When people get murdered, or even discriminated against, because of their skin color; when I have to think twice about a medical procedure, and more than ½ million people go bankrupt every year because they can’t pay their medical bills; when people work two or three jobs and still barely get by; when sick leave is not encouraged and sick meat workers go to work because they can’t afford not to; when education is discouraged by way of its astronomical cost, and the educational level of the country as a whole stays behind other developed countries; when pollution and deforestation are encouraged through profit oriented policies and we all get sicker; then I cannot live deeply.

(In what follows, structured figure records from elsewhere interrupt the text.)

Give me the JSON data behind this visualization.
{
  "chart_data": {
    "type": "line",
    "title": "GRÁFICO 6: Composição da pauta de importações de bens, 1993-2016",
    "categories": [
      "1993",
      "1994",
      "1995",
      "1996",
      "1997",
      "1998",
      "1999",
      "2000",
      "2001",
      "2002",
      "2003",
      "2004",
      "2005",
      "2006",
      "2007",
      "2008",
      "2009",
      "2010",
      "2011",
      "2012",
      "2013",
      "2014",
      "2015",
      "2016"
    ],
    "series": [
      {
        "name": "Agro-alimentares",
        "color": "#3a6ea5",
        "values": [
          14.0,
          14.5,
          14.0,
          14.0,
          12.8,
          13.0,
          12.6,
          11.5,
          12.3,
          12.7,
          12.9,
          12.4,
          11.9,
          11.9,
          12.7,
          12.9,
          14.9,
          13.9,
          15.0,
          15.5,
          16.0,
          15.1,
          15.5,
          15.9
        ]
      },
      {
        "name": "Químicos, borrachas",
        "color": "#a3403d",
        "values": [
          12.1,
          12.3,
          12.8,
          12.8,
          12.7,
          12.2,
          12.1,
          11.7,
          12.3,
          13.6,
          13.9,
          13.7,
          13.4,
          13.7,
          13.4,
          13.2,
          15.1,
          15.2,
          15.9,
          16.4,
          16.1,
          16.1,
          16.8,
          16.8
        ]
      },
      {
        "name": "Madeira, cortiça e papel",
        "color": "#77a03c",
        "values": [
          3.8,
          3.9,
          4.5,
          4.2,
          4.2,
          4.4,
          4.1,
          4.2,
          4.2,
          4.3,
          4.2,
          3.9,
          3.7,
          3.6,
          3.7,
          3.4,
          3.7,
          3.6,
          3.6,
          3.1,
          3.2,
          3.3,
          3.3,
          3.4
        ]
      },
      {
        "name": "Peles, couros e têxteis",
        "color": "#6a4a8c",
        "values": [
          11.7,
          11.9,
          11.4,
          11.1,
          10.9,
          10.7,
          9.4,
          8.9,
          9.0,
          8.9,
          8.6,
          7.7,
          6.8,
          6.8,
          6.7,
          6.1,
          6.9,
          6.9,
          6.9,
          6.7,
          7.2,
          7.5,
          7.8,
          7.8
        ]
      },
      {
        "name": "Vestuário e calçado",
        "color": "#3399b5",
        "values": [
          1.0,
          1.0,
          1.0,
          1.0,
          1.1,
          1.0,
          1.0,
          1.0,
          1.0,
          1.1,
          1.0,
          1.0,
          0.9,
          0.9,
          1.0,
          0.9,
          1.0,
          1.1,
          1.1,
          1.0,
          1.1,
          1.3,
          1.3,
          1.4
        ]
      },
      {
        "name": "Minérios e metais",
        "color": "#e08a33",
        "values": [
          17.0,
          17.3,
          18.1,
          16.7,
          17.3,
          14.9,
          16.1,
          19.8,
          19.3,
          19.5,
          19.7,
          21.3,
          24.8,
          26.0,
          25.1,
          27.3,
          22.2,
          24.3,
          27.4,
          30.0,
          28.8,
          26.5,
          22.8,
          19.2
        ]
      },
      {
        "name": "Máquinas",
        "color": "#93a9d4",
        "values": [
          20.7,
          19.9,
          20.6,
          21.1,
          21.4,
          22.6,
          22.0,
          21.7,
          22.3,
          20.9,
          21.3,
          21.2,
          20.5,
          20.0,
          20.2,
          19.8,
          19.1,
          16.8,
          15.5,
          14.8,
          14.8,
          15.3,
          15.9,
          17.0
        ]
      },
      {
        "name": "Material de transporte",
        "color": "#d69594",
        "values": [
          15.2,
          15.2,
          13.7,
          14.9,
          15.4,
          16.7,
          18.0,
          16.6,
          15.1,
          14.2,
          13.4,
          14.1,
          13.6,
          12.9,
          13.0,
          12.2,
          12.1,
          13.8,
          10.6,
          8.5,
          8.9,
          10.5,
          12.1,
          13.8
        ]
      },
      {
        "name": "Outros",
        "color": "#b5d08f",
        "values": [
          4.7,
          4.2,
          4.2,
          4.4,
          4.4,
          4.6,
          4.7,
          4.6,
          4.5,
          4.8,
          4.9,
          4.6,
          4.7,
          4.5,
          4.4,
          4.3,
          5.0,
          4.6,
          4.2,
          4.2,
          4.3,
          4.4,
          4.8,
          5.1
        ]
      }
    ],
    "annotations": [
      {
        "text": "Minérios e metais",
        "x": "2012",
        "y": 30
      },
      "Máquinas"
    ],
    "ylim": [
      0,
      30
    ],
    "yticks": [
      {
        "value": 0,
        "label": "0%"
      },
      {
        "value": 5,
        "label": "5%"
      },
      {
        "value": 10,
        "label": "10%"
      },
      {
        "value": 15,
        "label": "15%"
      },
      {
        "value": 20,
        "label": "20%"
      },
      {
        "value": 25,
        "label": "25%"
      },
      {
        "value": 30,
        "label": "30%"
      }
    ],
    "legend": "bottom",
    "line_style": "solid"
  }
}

This country is convulsing as we are experiencing the flip side and unravelling of a profit-above-all value system that no longer works for the majority of people, and favors an ever slimmer percentage of the population. The American Empire is crumbling because its values are rotten at the core. Racism, the cultural trauma this country is still carrying even after slavery has been long abolished, is still simmering under the surface and has broken out again, and again, and again, because it’s never been healed. And so many other socio-cultural issues are broken as well.

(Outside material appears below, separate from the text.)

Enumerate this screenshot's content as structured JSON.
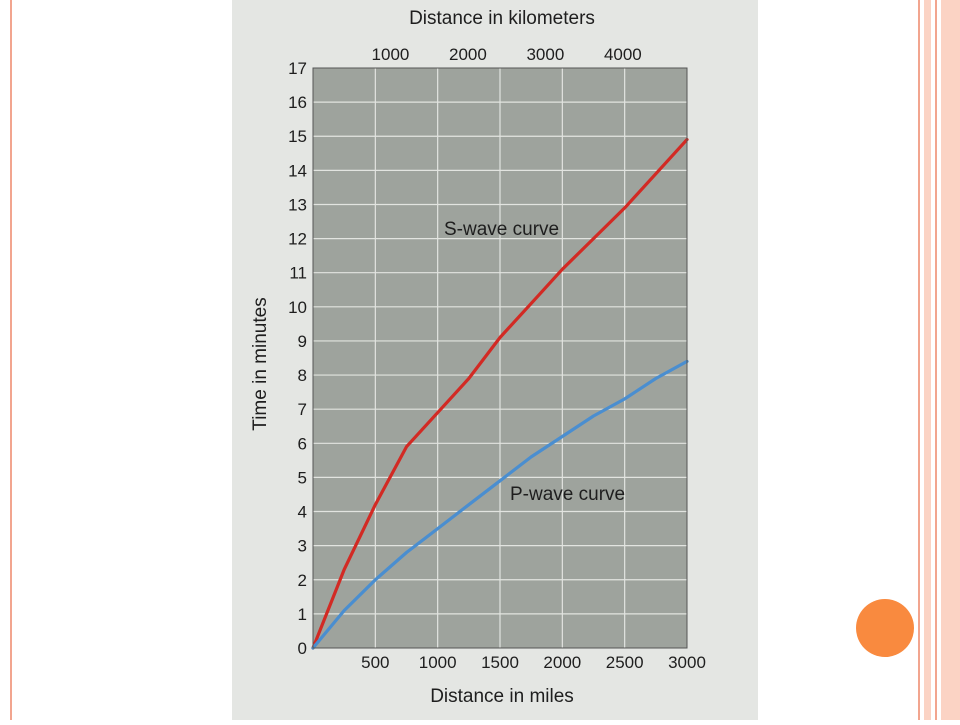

The tectonic shift I referenced in an earlier post is happening in real time. We are experiencing an epic scream for awakening and change on all levels. Inclusivity, togetherness, cooperation, trust, and sustainability are all values that are bigger than racism and social inequality. Moving from Me to We is what we must do to resolve the biggest challenges in the history of humanity. Leaving the myth of separation, as Charles Eisenstein calls it in his recent essay The Conspiracy Myth, behind, and uniting for a common cause, that of a better, more sustainable, life for all inhabitants of this earth, is a consciousness revolution, a shift in perception and thinking.

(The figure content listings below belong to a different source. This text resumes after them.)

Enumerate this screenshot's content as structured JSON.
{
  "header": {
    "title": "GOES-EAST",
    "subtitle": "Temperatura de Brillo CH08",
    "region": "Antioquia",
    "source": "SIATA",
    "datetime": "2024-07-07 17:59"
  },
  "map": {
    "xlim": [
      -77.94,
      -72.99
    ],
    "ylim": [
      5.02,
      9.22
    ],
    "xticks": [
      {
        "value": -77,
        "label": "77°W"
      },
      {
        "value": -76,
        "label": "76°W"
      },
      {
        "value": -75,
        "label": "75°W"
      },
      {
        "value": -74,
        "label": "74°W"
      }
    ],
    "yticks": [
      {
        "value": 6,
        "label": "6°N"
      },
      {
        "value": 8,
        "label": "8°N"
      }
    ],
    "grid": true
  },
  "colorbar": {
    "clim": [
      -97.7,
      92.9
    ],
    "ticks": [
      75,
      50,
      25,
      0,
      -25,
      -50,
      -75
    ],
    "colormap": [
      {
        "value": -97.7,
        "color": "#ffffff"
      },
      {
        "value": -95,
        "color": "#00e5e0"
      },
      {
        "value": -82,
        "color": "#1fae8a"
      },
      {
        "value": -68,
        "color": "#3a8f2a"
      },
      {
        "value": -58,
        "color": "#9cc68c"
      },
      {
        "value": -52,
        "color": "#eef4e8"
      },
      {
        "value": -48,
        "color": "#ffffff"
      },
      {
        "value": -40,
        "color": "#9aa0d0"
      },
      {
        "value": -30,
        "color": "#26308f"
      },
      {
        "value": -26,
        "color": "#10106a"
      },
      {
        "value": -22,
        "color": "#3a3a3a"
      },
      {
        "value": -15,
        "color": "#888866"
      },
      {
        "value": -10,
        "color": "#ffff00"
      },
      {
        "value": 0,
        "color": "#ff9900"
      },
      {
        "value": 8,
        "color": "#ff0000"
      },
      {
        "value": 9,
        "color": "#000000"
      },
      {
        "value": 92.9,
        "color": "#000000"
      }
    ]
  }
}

When that shift happens for a critical mass among us, we will be able to tackle climate change, racism, hunger, and all the other challenges we brought upon ourselves because we believe we’re separate from each other and from nature. Revolutions are often messy because we fear the unknown and thus resist change. But the status quo is no longer acceptable, and neither is going back to whence we came, pre-corona, because we have already moved too far into the space in between. The best thing you can do is embrace the change and imagine a more beautiful new world (actually an Eisenstein book title).